L’esthétique des ruines, thématique chère au courant romantique du XIXe siècle, connaît un nouvel essor suite aux bombardements massifs de l’artillerie entre 1914 et 1918. Au lendemain du conflit, on recense pour le Pas-de-Calais 102 490 bâtiments détruits ou gravement endommagés et 279 communes dévastées dans les arrondissements d’Arras et de Béthune. Les soldats ont laissé derrière eux des champs de ruines où ne subsistent que chaos et désolation.

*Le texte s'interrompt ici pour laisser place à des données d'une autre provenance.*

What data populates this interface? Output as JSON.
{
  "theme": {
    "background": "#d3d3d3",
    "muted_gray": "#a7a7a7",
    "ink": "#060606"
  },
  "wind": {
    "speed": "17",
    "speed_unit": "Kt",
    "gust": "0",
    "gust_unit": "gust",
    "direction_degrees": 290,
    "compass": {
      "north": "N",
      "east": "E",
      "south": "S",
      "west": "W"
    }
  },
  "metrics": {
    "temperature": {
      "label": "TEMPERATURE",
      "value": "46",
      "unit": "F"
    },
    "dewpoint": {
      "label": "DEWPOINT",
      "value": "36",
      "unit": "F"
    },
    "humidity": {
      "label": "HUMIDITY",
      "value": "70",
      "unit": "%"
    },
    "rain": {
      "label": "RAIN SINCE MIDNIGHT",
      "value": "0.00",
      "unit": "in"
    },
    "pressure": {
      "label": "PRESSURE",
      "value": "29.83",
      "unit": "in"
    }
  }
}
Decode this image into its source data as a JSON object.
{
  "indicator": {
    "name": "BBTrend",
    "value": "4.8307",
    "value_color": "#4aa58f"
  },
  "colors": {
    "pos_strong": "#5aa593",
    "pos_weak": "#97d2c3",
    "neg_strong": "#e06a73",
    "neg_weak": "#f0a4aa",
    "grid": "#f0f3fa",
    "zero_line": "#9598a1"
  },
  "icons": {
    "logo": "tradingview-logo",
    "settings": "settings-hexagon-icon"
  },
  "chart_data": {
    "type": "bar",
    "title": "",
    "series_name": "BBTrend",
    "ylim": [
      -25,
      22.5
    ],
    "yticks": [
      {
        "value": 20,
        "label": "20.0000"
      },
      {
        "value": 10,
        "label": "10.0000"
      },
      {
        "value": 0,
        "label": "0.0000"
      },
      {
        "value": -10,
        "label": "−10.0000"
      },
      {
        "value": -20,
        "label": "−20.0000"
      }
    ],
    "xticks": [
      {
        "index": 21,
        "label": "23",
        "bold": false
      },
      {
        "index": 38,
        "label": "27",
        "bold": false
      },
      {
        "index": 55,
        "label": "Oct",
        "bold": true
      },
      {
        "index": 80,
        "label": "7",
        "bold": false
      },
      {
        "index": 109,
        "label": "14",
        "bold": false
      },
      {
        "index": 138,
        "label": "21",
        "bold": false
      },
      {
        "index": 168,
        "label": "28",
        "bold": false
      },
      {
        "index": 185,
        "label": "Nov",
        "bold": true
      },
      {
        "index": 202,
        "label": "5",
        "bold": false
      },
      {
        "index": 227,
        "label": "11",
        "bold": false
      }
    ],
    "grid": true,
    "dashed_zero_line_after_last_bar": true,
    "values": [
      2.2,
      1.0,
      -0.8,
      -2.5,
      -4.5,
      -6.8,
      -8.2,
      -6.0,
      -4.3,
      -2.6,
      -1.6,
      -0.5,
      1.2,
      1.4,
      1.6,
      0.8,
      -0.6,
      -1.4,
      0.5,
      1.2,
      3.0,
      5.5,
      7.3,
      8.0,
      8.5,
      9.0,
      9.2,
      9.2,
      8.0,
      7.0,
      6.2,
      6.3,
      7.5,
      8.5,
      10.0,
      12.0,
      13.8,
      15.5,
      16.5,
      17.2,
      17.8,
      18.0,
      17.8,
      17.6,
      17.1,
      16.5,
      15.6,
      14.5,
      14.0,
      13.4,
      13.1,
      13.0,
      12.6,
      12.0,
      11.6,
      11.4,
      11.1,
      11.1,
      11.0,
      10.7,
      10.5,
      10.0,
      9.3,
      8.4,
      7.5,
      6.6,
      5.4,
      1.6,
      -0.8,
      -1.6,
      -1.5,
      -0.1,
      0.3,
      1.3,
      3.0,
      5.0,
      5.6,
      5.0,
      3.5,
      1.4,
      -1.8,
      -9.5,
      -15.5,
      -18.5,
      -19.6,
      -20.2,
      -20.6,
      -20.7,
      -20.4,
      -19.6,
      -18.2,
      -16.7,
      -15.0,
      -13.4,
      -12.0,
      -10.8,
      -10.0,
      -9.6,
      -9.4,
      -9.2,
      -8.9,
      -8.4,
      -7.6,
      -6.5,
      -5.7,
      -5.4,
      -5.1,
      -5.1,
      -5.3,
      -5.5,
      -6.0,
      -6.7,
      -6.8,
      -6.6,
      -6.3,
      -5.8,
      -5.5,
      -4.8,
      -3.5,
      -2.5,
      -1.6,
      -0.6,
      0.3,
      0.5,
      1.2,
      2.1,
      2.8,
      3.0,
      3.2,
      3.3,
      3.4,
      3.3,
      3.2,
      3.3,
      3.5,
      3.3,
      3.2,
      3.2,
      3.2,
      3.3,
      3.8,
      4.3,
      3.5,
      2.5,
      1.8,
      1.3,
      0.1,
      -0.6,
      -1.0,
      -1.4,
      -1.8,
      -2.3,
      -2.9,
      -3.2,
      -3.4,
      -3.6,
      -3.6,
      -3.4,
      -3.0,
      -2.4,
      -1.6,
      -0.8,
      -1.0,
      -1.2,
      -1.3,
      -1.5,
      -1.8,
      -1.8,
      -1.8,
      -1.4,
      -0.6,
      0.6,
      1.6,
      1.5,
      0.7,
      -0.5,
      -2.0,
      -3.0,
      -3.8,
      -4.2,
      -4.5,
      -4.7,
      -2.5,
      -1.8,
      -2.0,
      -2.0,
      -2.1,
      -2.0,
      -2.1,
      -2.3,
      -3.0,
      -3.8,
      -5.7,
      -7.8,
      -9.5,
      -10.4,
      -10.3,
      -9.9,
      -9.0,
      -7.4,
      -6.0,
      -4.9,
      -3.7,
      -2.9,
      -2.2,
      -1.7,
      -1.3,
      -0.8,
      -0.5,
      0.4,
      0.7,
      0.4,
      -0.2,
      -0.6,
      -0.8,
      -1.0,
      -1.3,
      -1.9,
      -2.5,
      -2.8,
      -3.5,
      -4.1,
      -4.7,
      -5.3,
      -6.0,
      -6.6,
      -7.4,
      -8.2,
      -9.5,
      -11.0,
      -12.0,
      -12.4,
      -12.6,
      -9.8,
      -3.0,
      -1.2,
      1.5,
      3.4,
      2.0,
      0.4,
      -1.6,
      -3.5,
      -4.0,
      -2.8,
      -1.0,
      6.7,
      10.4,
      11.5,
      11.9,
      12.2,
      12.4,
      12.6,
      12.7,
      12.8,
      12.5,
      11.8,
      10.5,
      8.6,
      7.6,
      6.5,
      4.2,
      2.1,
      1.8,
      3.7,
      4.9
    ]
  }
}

L’œuvre de déblaiement et de reconstruction semble titanesque. Elle demande méthode et réflexion. Comment organiser la reconstruction ? Et d’ailleurs, faut-il tout reconstruire ou, au contraire, conserver des traces de cet épisode funeste ? Faut-il reconstruire à l’identique ou faire table rase du passé et repenser l’urbanisme des villes ? Les avis divergent et font l’objet de débats passionnés.
Certains souhaiteraient conserver ces ruines et fixer à jamais ces vestiges pour remplir un devoir de mémoire. Car ces paysages chaotiques incarnent véritablement la barbarie de l’homme. La destruction des œuvres d’arts, des églises, du patrimoine français en général, est vécu comme un acte de vandalisme sacrilège. Ce symbole devient un leitmotiv de la propagande de guerre française, en interne comme à l’international. Les ruines personnifiées, mises en scène, deviennent des victimes de guerre à part entière.
Leur caractère esthétique facilite cet usage dans les campagnes de communication. Pour Châteaubriand, les ruines sont plus pittoresques que le monument frais et entier. Les ruines permettent d’ajourer les parois et de lancer au loin le regard
. Tout comme les siècles précédents, ces ruines d'un genre nouveau inspirent les artistes et deviennent sujets d’œuvres, photographies, affiches ou encore cartes postales.
Cette exposition vous propose quelques témoignages de ces destructions, s’arrête sur la beauté de leur composition ou revient encore sur leur fonction sociétale à l’aube d’un monde en reconstruction.